Last U.S. survivor of Bataan Death March buried with honors
The last known U.S. survivor of World War II’s infamous Bataan Death March was buried with military honors at the Veterans Cemetery near Fort Huachuca, Arizona.
Paul Kerchum died last December just six weeks shy of his 103 birthday. A motorcycle escort, an A-10 flyover, Honor Guards from the Air Force, and from the Army honored the life and long service of the retired Air Force Chief Master Sergeant, according to KGUN 9 News.
Born Jan. 25, 1920, Kerchum started his military career at 17 after he joined the U.S. Army in 1938 during the Great Depression.
He served with E Company, 27th Infantry and was stationed in Hawaii, then re-enlisted as a member of the B Company, 31st Infantry Regiment and served in the Philippines from 1940 to 1945.

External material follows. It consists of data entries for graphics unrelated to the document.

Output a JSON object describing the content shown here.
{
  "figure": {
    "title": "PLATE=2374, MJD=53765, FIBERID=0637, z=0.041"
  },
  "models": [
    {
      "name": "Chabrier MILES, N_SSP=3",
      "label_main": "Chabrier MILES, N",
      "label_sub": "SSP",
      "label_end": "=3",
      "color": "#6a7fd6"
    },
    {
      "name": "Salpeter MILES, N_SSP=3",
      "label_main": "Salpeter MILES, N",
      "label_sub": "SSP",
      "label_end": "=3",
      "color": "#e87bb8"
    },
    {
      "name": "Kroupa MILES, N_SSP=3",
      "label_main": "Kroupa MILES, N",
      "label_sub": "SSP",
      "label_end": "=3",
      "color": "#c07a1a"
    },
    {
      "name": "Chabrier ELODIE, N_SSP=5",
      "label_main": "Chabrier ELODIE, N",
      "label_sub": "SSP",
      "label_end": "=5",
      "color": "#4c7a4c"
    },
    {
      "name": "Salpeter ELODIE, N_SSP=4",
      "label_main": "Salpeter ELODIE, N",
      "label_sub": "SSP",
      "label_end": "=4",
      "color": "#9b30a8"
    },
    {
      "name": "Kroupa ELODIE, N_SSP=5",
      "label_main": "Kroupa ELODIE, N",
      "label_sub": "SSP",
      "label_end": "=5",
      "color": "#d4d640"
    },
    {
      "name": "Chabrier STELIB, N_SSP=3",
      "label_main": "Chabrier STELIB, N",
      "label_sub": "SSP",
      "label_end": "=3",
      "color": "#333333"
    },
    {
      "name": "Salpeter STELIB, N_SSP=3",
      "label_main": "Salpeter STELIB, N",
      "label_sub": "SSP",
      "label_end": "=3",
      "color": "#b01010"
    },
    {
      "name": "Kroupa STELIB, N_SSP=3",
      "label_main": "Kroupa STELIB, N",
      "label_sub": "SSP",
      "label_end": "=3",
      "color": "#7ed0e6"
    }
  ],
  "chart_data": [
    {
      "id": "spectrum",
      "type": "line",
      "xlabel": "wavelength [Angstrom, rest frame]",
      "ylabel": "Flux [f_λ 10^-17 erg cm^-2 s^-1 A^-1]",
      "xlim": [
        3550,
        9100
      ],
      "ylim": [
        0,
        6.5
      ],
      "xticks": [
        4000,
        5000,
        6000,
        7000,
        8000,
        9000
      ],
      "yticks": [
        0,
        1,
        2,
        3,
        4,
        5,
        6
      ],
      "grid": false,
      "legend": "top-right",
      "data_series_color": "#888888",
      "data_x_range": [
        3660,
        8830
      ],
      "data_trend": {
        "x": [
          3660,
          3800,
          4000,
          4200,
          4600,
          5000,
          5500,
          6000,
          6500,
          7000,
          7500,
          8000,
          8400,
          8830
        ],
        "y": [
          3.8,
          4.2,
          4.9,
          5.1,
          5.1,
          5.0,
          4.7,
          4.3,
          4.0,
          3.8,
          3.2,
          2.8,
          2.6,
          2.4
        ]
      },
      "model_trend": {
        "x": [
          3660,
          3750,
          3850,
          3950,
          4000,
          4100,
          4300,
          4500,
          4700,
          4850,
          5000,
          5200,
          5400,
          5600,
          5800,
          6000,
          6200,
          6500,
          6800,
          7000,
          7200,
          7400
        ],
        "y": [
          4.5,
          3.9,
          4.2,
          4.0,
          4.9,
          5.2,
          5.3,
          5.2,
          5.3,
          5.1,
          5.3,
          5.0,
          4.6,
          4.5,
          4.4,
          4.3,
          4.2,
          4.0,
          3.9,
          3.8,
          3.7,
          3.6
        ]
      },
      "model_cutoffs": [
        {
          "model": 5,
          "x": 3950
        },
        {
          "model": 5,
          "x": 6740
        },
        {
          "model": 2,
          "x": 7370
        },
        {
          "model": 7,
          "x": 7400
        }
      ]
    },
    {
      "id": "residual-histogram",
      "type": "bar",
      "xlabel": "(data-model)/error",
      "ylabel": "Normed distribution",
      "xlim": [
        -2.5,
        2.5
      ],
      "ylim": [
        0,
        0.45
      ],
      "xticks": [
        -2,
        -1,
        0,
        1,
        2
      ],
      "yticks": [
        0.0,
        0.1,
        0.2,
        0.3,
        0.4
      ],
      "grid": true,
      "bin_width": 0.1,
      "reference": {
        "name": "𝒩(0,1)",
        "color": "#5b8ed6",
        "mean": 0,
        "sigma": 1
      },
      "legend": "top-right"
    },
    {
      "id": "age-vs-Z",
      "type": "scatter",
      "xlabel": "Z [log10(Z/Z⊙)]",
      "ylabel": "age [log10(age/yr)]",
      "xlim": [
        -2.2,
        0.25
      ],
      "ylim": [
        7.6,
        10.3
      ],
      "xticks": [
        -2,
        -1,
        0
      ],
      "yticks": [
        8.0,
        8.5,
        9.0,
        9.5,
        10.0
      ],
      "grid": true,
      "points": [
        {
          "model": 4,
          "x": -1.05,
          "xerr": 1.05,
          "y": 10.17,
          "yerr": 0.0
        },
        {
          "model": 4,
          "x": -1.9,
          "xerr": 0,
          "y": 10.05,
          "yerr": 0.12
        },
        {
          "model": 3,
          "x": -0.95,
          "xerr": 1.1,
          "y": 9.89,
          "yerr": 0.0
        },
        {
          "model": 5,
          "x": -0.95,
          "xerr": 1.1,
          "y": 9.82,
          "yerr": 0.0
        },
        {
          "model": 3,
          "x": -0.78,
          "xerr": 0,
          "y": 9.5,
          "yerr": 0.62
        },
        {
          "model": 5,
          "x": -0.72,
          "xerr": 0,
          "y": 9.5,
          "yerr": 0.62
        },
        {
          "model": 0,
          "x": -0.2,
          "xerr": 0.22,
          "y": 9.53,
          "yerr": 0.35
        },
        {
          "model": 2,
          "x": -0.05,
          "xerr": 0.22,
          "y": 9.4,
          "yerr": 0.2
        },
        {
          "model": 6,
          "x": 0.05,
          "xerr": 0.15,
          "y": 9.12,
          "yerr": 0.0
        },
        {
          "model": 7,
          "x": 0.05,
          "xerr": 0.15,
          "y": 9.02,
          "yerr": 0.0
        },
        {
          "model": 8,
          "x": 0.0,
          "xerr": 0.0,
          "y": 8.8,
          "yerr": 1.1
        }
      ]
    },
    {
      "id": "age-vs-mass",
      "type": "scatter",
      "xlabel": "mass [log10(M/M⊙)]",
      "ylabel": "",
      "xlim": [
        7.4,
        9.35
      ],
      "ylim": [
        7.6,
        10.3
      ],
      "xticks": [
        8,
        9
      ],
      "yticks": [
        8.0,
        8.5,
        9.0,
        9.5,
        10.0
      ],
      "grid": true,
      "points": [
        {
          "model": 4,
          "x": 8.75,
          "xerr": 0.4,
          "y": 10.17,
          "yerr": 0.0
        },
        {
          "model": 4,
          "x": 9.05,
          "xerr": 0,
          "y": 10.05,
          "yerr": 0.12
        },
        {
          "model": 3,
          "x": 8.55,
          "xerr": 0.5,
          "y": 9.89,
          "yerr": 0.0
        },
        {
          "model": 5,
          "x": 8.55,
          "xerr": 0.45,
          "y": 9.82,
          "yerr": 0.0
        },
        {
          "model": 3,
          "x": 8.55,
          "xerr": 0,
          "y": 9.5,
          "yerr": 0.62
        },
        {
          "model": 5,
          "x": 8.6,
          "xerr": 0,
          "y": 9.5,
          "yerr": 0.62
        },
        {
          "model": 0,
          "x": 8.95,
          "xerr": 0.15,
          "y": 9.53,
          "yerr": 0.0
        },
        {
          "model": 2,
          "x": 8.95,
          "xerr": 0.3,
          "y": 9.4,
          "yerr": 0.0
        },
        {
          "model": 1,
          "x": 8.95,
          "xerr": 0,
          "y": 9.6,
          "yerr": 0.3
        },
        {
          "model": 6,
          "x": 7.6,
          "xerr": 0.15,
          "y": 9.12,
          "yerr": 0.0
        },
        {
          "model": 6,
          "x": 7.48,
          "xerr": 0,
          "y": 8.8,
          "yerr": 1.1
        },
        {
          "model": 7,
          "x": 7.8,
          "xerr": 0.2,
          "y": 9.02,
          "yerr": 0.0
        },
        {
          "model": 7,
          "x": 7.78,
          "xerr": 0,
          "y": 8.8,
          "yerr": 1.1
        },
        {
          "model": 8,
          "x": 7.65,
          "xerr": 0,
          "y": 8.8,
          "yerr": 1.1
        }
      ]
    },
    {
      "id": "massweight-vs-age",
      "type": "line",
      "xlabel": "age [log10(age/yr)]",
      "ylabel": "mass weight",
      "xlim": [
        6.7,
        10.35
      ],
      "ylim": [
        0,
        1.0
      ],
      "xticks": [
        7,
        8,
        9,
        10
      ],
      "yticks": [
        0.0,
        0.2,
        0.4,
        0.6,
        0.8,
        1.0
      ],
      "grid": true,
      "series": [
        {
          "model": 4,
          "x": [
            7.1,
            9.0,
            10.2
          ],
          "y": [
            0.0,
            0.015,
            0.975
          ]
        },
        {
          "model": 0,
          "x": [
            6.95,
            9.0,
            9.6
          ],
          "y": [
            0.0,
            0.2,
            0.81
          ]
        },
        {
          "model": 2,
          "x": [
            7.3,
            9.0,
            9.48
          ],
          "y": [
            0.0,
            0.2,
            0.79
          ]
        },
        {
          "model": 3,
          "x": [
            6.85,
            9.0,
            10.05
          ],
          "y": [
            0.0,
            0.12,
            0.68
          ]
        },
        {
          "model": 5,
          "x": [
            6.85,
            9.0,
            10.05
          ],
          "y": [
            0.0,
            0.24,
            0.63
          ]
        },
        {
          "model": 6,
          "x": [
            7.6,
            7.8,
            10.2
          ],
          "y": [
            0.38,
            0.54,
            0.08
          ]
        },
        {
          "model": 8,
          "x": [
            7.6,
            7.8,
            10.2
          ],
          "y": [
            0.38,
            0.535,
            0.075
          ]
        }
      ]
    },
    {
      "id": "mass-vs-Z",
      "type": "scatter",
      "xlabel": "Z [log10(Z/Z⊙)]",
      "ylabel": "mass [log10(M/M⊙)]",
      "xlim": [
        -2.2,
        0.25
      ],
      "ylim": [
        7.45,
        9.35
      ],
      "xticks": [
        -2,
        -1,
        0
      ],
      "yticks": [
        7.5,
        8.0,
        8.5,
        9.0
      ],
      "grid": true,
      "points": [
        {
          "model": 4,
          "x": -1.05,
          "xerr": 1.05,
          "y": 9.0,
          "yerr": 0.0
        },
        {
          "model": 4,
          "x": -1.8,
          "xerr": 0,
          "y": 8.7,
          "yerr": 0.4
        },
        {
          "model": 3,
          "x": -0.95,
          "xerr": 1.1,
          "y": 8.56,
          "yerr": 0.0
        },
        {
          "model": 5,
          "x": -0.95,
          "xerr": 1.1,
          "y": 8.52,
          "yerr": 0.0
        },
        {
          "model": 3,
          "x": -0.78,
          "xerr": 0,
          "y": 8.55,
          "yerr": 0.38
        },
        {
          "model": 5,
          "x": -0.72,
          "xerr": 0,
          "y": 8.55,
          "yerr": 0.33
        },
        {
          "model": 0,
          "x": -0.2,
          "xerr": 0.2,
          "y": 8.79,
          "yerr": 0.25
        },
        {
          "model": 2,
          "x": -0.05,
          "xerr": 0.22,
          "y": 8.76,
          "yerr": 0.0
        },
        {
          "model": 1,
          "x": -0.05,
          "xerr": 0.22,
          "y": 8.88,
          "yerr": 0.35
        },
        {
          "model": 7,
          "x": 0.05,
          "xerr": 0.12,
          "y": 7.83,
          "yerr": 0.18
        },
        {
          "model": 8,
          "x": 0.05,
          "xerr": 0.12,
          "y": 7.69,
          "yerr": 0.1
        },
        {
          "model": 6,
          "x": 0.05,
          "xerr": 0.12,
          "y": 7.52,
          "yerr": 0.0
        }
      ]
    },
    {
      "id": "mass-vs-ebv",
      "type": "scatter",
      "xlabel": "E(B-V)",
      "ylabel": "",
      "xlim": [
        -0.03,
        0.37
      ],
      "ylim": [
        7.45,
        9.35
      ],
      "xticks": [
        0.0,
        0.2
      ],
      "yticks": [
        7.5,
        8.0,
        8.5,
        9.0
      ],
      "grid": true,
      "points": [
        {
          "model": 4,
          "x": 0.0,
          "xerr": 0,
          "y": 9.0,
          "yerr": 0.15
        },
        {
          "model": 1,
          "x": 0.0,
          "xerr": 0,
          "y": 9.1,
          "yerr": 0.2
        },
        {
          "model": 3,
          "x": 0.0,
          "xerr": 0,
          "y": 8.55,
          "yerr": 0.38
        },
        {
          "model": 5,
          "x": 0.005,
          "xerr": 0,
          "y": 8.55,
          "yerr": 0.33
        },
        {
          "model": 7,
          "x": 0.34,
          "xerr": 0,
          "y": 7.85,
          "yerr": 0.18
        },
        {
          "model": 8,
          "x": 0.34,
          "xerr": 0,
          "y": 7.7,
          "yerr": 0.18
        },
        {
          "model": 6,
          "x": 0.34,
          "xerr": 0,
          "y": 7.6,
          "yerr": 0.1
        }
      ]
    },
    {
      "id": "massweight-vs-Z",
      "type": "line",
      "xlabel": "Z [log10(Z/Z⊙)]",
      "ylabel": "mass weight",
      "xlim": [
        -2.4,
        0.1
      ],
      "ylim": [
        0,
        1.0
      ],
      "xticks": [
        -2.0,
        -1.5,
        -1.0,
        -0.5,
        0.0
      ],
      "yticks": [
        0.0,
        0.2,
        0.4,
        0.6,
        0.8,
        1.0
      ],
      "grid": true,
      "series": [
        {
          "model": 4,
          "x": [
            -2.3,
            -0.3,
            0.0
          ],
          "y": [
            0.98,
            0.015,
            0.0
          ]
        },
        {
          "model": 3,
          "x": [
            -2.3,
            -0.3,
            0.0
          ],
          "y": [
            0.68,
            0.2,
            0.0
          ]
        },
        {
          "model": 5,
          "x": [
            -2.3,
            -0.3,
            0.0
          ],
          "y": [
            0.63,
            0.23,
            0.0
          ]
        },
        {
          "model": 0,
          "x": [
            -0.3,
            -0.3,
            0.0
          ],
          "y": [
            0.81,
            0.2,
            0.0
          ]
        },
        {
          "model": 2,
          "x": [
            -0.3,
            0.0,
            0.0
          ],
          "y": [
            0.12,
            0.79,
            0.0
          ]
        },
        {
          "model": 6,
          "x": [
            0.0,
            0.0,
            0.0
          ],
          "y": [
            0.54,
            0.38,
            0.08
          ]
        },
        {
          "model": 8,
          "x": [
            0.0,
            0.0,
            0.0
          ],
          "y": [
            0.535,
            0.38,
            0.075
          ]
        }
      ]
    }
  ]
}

Kerchum survived the Bataan Death March. While on that 55-mile forced march from Mariveles to the San Fernando rail head, he recalled how men were shot, bayoneted, beheaded or beaten to death by Japanese soldiers. He spent three and a half years as a prisoner of war in Japanese Army labor camps in the Philippines, Taiwan and Japan.
After the war, in 1945, Kerchum enlisted in what was then the U.S. Army Air Corps, later the U.S. Air Force. ). He also fought in the Korean War.
He retired from the military after 29 years’ service (eight years in the Army and 21 in the Air Force. He moved to Benson, Arizona in 1966, until he passed away.